After St Louis failed to score off Queen in the sixth and seventh, Cincinnai added another unearned run in the eighth-inning - off reliever Ron Willis. With one out, Rose singled, then took third as the defensive replacement at shortstop - Eddie Bressoud - booted a ground ball off the bat of Perez. Johnson then singled to center field, scoring Rose with another unearned run, as Perez held up at second.
With the Reds already up by two runs, Cardinal manager Red Schoendienst brought in lefty Joe Hoerner to restore order - and he did - getting Art Shamsky on a popup to short and Dick Simpson on a called strike three.
With the Cardinals now trailing, 5-3 - Cepeda led-off the eighth-inning with a single to left field - but was out at second - unwisely trying to stretch it into a double. When McCarver was retired on a lazy fly ball to center for the second out of the inning, some of the fans started heading for the exits.

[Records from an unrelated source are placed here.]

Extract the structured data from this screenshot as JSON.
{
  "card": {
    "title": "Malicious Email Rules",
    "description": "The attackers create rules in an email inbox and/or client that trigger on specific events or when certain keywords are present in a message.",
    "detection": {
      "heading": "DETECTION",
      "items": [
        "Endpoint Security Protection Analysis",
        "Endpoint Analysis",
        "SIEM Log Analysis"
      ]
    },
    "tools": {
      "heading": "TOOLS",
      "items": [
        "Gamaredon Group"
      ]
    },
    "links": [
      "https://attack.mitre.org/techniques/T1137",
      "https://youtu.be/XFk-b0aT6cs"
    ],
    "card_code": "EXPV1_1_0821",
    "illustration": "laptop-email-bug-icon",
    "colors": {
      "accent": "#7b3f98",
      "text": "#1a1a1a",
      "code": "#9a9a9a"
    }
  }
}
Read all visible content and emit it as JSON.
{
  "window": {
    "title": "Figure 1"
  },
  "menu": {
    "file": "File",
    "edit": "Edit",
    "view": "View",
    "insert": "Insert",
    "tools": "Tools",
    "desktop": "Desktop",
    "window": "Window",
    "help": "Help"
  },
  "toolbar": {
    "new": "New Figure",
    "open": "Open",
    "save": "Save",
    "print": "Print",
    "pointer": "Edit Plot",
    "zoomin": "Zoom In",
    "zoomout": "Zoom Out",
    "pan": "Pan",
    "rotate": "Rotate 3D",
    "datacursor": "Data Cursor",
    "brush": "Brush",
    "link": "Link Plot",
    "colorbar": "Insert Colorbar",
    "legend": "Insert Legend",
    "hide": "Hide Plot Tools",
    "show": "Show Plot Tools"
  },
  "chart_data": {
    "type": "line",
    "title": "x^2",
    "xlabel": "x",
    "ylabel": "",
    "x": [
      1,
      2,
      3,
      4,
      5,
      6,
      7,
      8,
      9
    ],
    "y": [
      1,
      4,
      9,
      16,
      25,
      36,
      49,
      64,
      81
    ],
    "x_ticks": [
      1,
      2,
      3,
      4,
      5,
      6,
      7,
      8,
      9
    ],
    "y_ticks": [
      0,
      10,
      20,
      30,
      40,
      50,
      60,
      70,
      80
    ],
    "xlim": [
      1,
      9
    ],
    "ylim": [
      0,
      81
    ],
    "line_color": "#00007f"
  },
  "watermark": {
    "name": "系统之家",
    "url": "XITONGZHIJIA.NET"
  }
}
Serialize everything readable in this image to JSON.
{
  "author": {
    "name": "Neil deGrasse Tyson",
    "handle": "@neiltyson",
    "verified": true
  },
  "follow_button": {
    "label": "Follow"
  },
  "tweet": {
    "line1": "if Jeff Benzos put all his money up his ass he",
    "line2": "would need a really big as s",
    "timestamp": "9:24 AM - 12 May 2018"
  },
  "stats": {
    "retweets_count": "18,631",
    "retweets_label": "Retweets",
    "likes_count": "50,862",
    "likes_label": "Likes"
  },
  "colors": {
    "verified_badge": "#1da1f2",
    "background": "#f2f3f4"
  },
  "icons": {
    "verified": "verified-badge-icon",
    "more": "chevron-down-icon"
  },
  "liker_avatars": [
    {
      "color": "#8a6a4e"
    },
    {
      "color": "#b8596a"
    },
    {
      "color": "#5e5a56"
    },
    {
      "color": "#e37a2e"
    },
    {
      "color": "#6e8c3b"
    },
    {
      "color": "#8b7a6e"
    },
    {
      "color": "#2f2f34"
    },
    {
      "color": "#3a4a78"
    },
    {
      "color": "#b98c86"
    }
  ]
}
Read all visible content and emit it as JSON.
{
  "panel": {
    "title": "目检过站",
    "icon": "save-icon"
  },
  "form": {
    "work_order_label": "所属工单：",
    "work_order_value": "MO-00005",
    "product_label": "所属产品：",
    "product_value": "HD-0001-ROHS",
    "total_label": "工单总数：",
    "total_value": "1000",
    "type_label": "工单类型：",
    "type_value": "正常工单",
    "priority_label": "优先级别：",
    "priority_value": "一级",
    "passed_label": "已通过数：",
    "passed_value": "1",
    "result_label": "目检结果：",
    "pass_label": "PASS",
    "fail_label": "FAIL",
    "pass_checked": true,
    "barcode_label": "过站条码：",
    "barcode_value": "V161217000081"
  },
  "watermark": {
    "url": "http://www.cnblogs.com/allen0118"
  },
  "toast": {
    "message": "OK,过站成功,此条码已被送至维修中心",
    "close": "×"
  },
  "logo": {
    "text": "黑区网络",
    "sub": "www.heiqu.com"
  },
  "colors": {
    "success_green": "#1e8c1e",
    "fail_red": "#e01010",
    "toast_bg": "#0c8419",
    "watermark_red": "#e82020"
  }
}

But then a tiring Queen hit Mike Shannon with a pitch, bringing Julian Javier to the plate. Javier, who hit a career-high 14 home runs in 1967, hit one of them here to tie the game - and send the crowd into a state of delirium - as many of those vacated seats once again became occupied.
After Hoerner (4-2) set the Reds down in order in their half of the ninth-inning, the Redbirds finished them off in the bottom half, off reliever Bob Lee (1-2). With one out, lead-off hitter Bobby Tolan - playing in place of Lou Brock, who was given a rare night off - singled, then promptly stole second. With first base open, Curt Flood drew a base on balls. Maris tried to end it with a line drive to left, but Shamsky made a nice catch for the second out.
But then Cepeda - seeking redemption for unwisely testing the arm of left fielder Shamsky one inning earlier - delivered the game-winning single to center field - easily scoring the speedy Tolan from second base - as Cards' broadcaster Harry Caray spewed his patented "Cardinals win!" summation a half dozen times to a blissful Cardinal Nation listening over the air waves.
Tonight's win earned the first-place Cardinals a split of the four-game series with the Reds - sending them packing, still four games back. Meanwhile, the second-place Cubs also lost, moving them a game and a half off the pace. For the Cardinals, this was the biggest win of the year - but there would be many more "biggest win of the year" games to follow in the not-too-distant future.